The UAMS Jones Eye Institute provides state of the art treatment to patients from around the globe.
Now, its reach is growing thanks to technology and a partnership with Blue Cross Blue Shield.
Telemedicine is allowing rural patients to get access to some of the state’s best eye specialists.
Ryan Jones is a diabetic patient who lives in Jefferson County and is treated at the UAMS Family Medical Center in Pine Bluff.
“My last eye exam was quite some time ago,” Jones said.
Retina issues often plague diabetics. Dr. Mark Jansen, the director of regional programs at UAMS, says those patients need more than just a simple eye exam.
“The problem is abnormal blood vessels will grow on the back of the eyeball and it prevents light from entering the eye and vision is compromised,” Jansen said. “If you don’t catch this in time, patients can go blind.”
Because UAMS wants to make sure patients like Ryan don’t delay important and extensive eye exams, they are now able to use a machine to save time and travel expenses.
“Not every patient has access to adequate eye care.

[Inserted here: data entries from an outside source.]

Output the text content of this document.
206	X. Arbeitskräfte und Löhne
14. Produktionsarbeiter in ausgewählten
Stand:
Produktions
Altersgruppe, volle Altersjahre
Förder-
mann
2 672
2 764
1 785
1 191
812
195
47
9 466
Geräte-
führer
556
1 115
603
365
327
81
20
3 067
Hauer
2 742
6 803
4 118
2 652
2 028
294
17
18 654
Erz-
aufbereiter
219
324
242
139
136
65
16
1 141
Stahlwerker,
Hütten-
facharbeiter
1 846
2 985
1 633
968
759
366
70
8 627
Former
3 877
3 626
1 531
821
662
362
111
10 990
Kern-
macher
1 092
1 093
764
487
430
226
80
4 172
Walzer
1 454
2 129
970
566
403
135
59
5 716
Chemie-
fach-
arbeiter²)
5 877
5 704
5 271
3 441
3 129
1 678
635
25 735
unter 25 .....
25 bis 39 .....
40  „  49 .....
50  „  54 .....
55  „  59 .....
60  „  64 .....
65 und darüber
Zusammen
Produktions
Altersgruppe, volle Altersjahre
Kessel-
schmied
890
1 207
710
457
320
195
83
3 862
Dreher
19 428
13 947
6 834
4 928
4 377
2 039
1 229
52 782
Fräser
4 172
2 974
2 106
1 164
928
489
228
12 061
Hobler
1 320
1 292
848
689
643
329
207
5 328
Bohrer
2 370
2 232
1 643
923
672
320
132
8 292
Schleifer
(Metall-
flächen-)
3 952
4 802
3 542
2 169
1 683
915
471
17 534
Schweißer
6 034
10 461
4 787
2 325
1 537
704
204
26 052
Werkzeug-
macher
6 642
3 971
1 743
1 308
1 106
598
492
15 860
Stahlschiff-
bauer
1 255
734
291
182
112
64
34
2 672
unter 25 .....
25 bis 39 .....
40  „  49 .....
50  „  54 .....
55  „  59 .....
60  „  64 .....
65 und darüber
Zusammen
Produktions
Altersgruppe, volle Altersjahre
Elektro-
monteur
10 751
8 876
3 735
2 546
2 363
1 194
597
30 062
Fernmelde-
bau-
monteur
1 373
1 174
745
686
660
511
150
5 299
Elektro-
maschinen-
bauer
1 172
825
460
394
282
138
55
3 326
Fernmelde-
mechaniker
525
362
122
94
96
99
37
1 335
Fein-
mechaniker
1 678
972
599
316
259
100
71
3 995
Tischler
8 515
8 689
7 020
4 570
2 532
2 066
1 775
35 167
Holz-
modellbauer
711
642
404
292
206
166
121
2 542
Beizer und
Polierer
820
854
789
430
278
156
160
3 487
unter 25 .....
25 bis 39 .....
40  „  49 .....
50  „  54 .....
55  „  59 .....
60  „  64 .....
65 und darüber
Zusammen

What we wanted to do is try to screen as many patients as we can closest to where they live,” said Dr. Sami Uwaydat with the UAMS Jones Eye Institute.
Ryan is having pictures taken at her primary doctor’s office. Then, a specialist, like Dr. Sami Uwaydat at the Jones Eye Institute in Little Rock consults with her through a teleconference.
Ryan got a clear report from Dr. Uwaydat, but he will want to see her again in a year. Thanks to this technology, she can once again have her screening done in her hometown.
“I think it will help a lot of people, especially older people as well,” Ryan said.
The tele-retinal program can reach patients at clinics in Pine Bluff, Magnolia, Texarkana, Fort Smit, and Fayetteville.